CONSTITUTIONAL AMENDMENTS OF TURKEY: REASONS, FACTS, AND CONSEQUENCES At the end of a process, which is started with a legislative proposal before the Grand National Assembly of Turkey on 16th of December 2016, Turkey made a constitutional amendment, within the conditions of state of emergency, declared following the attempted coup of July 15, 2016. This was the 19 th amendment that current constitution of Republic of Turkey has gone through. At the referendum of April 16, 2017 pro-amendment votes won a bare majority with, 51.41% votes for yes and 48.59% votes for no. Since the majority is not substantially constituted nor based on all segments of the population, the amendments became doubtful and indeed resulted with huge debates. Was it a democratic process for making a constitution? Current constitution of Turkey was amended 18 times till to the last one. The reason of such an enormous number of amendments is its feature of being a product of military coup of 1980. Particularly with the amendments of 2001, supranational treaties on human rights are put above the ordinary laws within the hierarchy of norms. With this, Turkey became a member of the family of European countries as regard the constitutional values. Although sometimes certain NGOs suggested several constitutional amendments, present amendment contradicts with all of them. The common denominator of all suggestions was primarily strengthening parliamentarian regime and assuring social rights and freedoms along with judicial independence. However, new constitution is apart from this axis, for following reasons: - The proposal of amendment prepared through the private negotiations of only two parties rather than the reconciliation of all parties represented at Grand Assembly. - Our Bar Association was not asked for an opinion on the amendment. The preparation process of the legislation was performed without comprising a democratic constitutional public opinion. The
authors of the legislation completed all the preparation process in a smoke-filled room. At Grand Assembly, legislation process of the proposal was hasty. The public was devoid of information and could not participate to the debates. Parliamentary debates were hold without adequate transparency. Television channel of Grand Assembly did not broadcast. The debates exceeding the late nights, insistently continued till to the mornings. During the poll, some deputies violated the principle of secret ballot. As a result, Act no. 6771 legislated in order to be presented to the public by the referendum, even though the public opinion is not adequately informed. Was it a democratic referendum? Since the majority was not enough for making a constitution, the Act no. 6771 had taken to the referendum following its legislation. When we look to the referendum process, we cannot say, with inner peace, that pros and cons of the amendment had expressed themselves coequally. Let us list the facts: - State of emergency is not abolished; the referendum took place under the condition of state of emergency. - Both views were not equally presented on media. The arguments of no were almost absent on media; they could only find limited availability at a few newspapers, websites, and tv stations. - Some public officers explicitly boosted the propaganda for yes and banned the publicity of no. - President of the Republic, who is supposed to be neutral due to constitutional status, ran a campaign on behalf of the amendments. - Favors of yes, conducted a campaign in manner that, as if it is not only a referendum but also a war for independence, which supposed to respond the perpetuity issues of the country and the no voters were alleged to be criminals.

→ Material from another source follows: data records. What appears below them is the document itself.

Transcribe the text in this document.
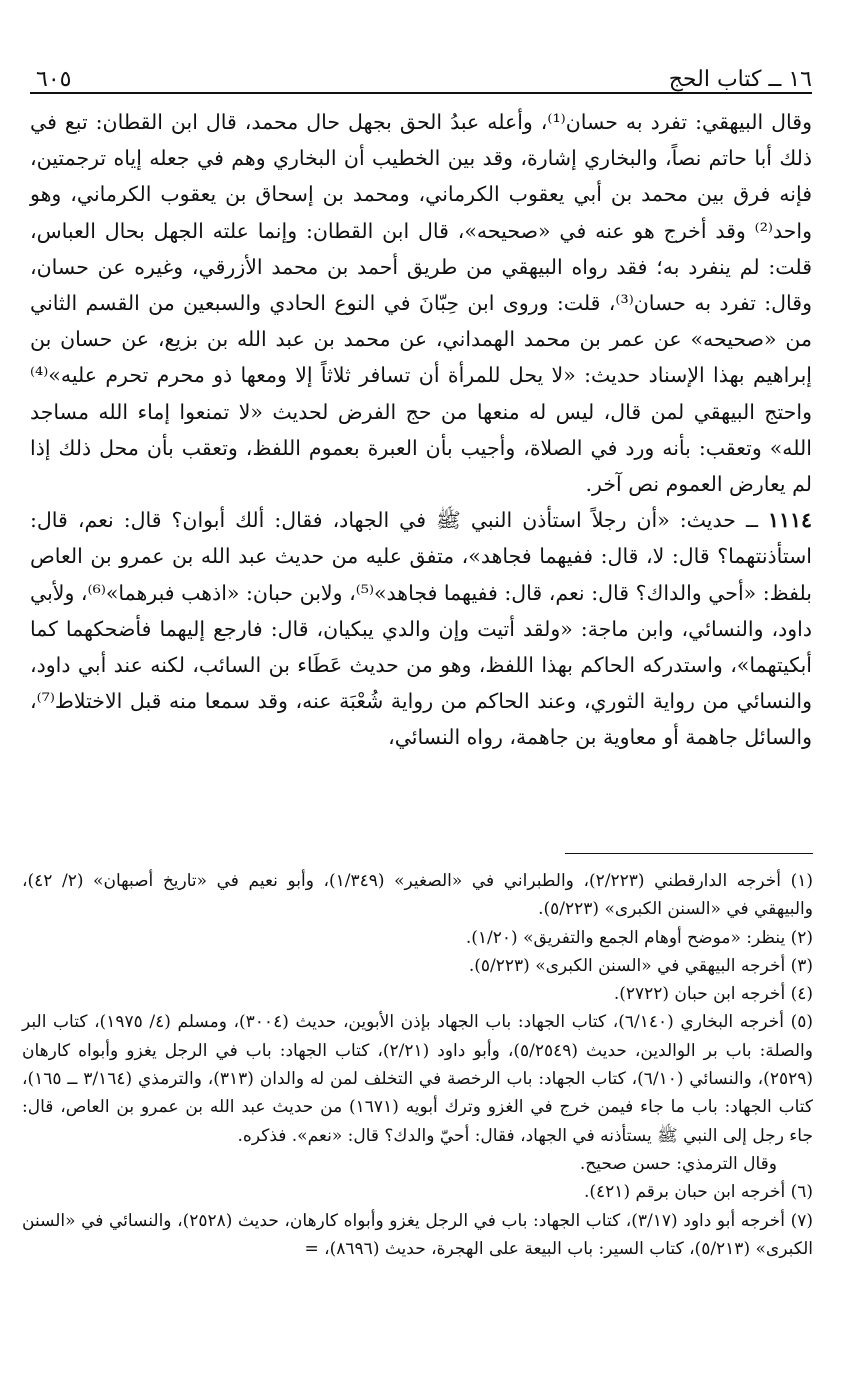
١٦ ــ كتاب الحج
٦٠٥

وقال البيهقي: تفرد به حسان⁽¹⁾، وأعله عبدُ الحق بجهل حال محمد، قال ابن القطان: تبع في ذلك أبا حاتم نصاً، والبخاري إشارة، وقد بين الخطيب أن البخاري وهم في جعله إياه ترجمتين، فإنه فرق بين محمد بن أبي يعقوب الكرماني، ومحمد بن إسحاق بن يعقوب الكرماني، وهو واحد⁽²⁾ وقد أخرج هو عنه في «صحيحه»، قال ابن القطان: وإنما علته الجهل بحال العباس، قلت: لم ينفرد به؛ فقد رواه البيهقي من طريق أحمد بن محمد الأزرقي، وغيره عن حسان، وقال: تفرد به حسان⁽³⁾، قلت: وروى ابن حِبّانَ في النوع الحادي والسبعين من القسم الثاني من «صحيحه» عن عمر بن محمد الهمداني، عن محمد بن عبد الله بن بزيع، عن حسان بن إبراهيم بهذا الإسناد حديث: «لا يحل للمرأة أن تسافر ثلاثاً إلا ومعها ذو محرم تحرم عليه»⁽⁴⁾ واحتج البيهقي لمن قال، ليس له منعها من حج الفرض لحديث «لا تمنعوا إماء الله مساجد الله» وتعقب: بأنه ورد في الصلاة، وأجيب بأن العبرة بعموم اللفظ، وتعقب بأن محل ذلك إذا لم يعارض العموم نص آخر.

١١١٤ ــ حديث: «أن رجلاً استأذن النبي ﷺ في الجهاد، فقال: ألك أبوان؟ قال: نعم، قال: استأذنتهما؟ قال: لا، قال: ففيهما فجاهد»، متفق عليه من حديث عبد الله بن عمرو بن العاص بلفظ: «أحي والداك؟ قال: نعم، قال: ففيهما فجاهد»⁽⁵⁾، ولابن حبان: «اذهب فبرهما»⁽⁶⁾، ولأبي داود، والنسائي، وابن ماجة: «ولقد أتيت وإن والدي يبكيان، قال: فارجع إليهما فأضحكهما كما أبكيتهما»، واستدركه الحاكم بهذا اللفظ، وهو من حديث عَطَاء بن السائب، لكنه عند أبي داود، والنسائي من رواية الثوري، وعند الحاكم من رواية شُعْبَة عنه، وقد سمعا منه قبل الاختلاط⁽⁷⁾، والسائل جاهمة أو معاوية بن جاهمة، رواه النسائي،

(١) أخرجه الدارقطني (٢/٢٢٣)، والطبراني في «الصغير» (١/٣٤٩)، وأبو نعيم في «تاريخ أصبهان» (٢/ ٤٢)، والبيهقي في «السنن الكبرى» (٥/٢٢٣).

(٢) ينظر: «موضح أوهام الجمع والتفريق» (١/٢٠).

(٣) أخرجه البيهقي في «السنن الكبرى» (٥/٢٢٣).

(٤) أخرجه ابن حبان (٢٧٢٢).

(٥) أخرجه البخاري (٦/١٤٠)، كتاب الجهاد: باب الجهاد بإذن الأبوين، حديث (٣٠٠٤)، ومسلم (٤/ ١٩٧٥)، كتاب البر والصلة: باب بر الوالدين، حديث (٥/٢٥٤٩)، وأبو داود (٢/٢١)، كتاب الجهاد: باب في الرجل يغزو وأبواه كارهان (٢٥٢٩)، والنسائي (٦/١٠)، كتاب الجهاد: باب الرخصة في التخلف لمن له والدان (٣١٣)، والترمذي (٣/١٦٤ ــ ١٦٥)، كتاب الجهاد: باب ما جاء فيمن خرج في الغزو وترك أبويه (١٦٧١) من حديث عبد الله بن عمرو بن العاص، قال: جاء رجل إلى النبي ﷺ يستأذنه في الجهاد، فقال: أحيّ والدك؟ قال: «نعم». فذكره.

وقال الترمذي: حسن صحيح.

(٦) أخرجه ابن حبان برقم (٤٢١).

(٧) أخرجه أبو داود (٣/١٧)، كتاب الجهاد: باب في الرجل يغزو وأبواه كارهان، حديث (٢٥٢٨)، والنسائي في «السنن الكبرى» (٥/٢١٣)، كتاب السير: باب البيعة على الهجرة، حديث (٨٦٩٦)، =
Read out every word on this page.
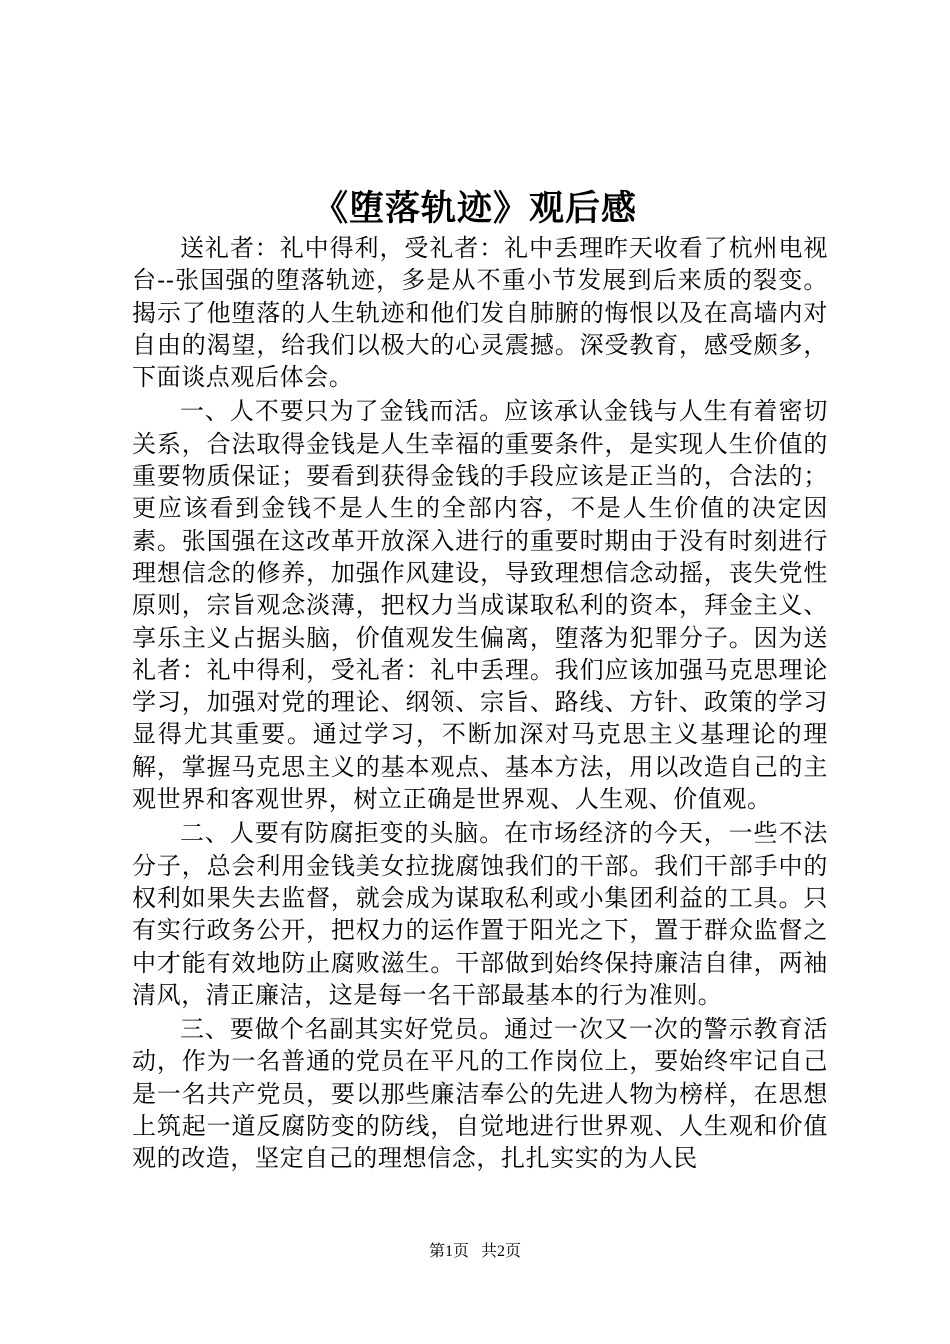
《堕落轨迹》观后感

送礼者：礼中得利，受礼者：礼中丢理昨天收看了杭州电视台--张国强的堕落轨迹，多是从不重小节发展到后来质的裂变。揭示了他堕落的人生轨迹和他们发自肺腑的悔恨以及在高墙内对自由的渴望，给我们以极大的心灵震撼。深受教育，感受颇多，下面谈点观后体会。

一、人不要只为了金钱而活。应该承认金钱与人生有着密切关系，合法取得金钱是人生幸福的重要条件，是实现人生价值的重要物质保证；要看到获得金钱的手段应该是正当的，合法的；更应该看到金钱不是人生的全部内容，不是人生价值的决定因素。张国强在这改革开放深入进行的重要时期由于没有时刻进行理想信念的修养，加强作风建设，导致理想信念动摇，丧失党性原则，宗旨观念淡薄，把权力当成谋取私利的资本，拜金主义、享乐主义占据头脑，价值观发生偏离，堕落为犯罪分子。因为送礼者：礼中得利，受礼者：礼中丢理。我们应该加强马克思理论学习，加强对党的理论、纲领、宗旨、路线、方针、政策的学习显得尤其重要。通过学习，不断加深对马克思主义基理论的理解，掌握马克思主义的基本观点、基本方法，用以改造自己的主观世界和客观世界，树立正确是世界观、人生观、价值观。

二、人要有防腐拒变的头脑。在市场经济的今天，一些不法分子，总会利用金钱美女拉拢腐蚀我们的干部。我们干部手中的权利如果失去监督，就会成为谋取私利或小集团利益的工具。只有实行政务公开，把权力的运作置于阳光之下，置于群众监督之中才能有效地防止腐败滋生。干部做到始终保持廉洁自律，两袖清风，清正廉洁，这是每一名干部最基本的行为准则。

三、要做个名副其实好党员。通过一次又一次的警示教育活动，作为一名普通的党员在平凡的工作岗位上，要始终牢记自己是一名共产党员，要以那些廉洁奉公的先进人物为榜样，在思想上筑起一道反腐防变的防线，自觉地进行世界观、人生观和价值观的改造，坚定自己的理想信念，扎扎实实的为人民

第1页 共2页
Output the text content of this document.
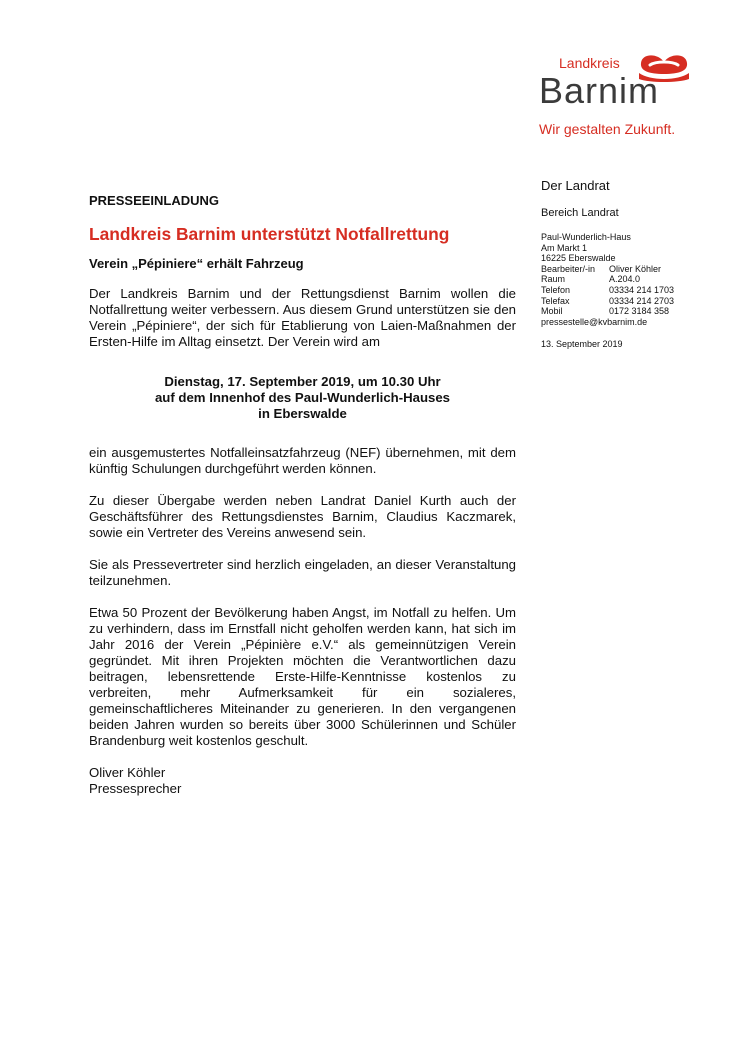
Landkreis
Barnim
Wir gestalten Zukunft.
Der Landrat
Bereich Landrat
Paul-Wunderlich-Haus
Am Markt 1
16225 Eberswalde
Bearbeiter/-in	Oliver Köhler
Raum	A.204.0
Telefon	03334 214 1703
Telefax	03334 214 2703
Mobil	0172 3184 358
pressestelle@kvbarnim.de
13. September 2019
PRESSEEINLADUNG
Landkreis Barnim unterstützt Notfallrettung
Verein „Pépiniere“ erhält Fahrzeug

Der Landkreis Barnim und der Rettungsdienst Barnim wollen die Notfallrettung weiter verbessern. Aus diesem Grund unterstützen sie den Verein „Pépiniere“, der sich für Etablierung von Laien-Maßnahmen der Ersten-Hilfe im Alltag einsetzt. Der Verein wird am

Dienstag, 17. September 2019, um 10.30 Uhr
auf dem Innenhof des Paul-Wunderlich-Hauses
in Eberswalde

ein ausgemustertes Notfalleinsatzfahrzeug (NEF) übernehmen, mit dem künftig Schulungen durchgeführt werden können.

Zu dieser Übergabe werden neben Landrat Daniel Kurth auch der Geschäftsführer des Rettungsdienstes Barnim, Claudius Kaczmarek, sowie ein Vertreter des Vereins anwesend sein.

Sie als Pressevertreter sind herzlich eingeladen, an dieser Veranstaltung teilzunehmen.

Etwa 50 Prozent der Bevölkerung haben Angst, im Notfall zu helfen. Um zu verhindern, dass im Ernstfall nicht geholfen werden kann, hat sich im Jahr 2016 der Verein „Pépinière e.V.“ als gemeinnützigen Verein gegründet. Mit ihren Projekten möchten die Verantwortlichen dazu beitragen, lebensrettende Erste-Hilfe-Kenntnisse kostenlos zu verbreiten, mehr Aufmerksamkeit für ein sozialeres, gemeinschaftlicheres Miteinander zu generieren. In den vergangenen beiden Jahren wurden so bereits über 3000 Schülerinnen und Schüler Brandenburg weit kostenlos geschult.

Oliver Köhler
Pressesprecher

As taken from the standpoint of referendum techniques, each article was not put to the vote separately for the sake of being able to know what to vote for. The amendments were given to the voters as a whole, on which they are asked to say yes or no. It was not possible for the voters to have a complex consideration for each article. Voters voted on the base of their political closeness and by seeing the referendum as a vote for confidence in the name of the president- on the base of their sympathy with the President Erdoğan. The office for election in Turkey is the Supreme Committee of Elections, which is responsible for the elections and has judicial power. At the end of the referendum process, the Committee passed a judgment, rendering the whole voting process dubious. Committee decreed to accept the votes even if they or the envelope had not been signed by polling council. The decree, is in contradiction with clear provisions of relevant law and even to the precedents of the Committee itself. Present constitutional amendment of Turkey is carried out through an election, to be called as plebiscite, and with the doubtful decision of the Supreme Committee of Elections. Are the content of the amendments is democratic? The amendment is suggested by two political parties. These parties, which are placed on the right side of the political spectrum and namely Adalet ve Kalkınma Partisi (AKP) [Justice and Development Party] and Milliyetçi Hareket Partisi (MHP) [Nationalist Movement Party], took joint action in this process. But even this joint action did not ease the fears of the at least a part of- electors of these parties, about the one-man regime. Many objected to the amendment, particularly the members of the left-oriented parties of the Grand Assembly, basing on the same worries. They argued that the amendments were prepared essentially for the sake of the President, who uses a de facto power even by violating the constitution in effect.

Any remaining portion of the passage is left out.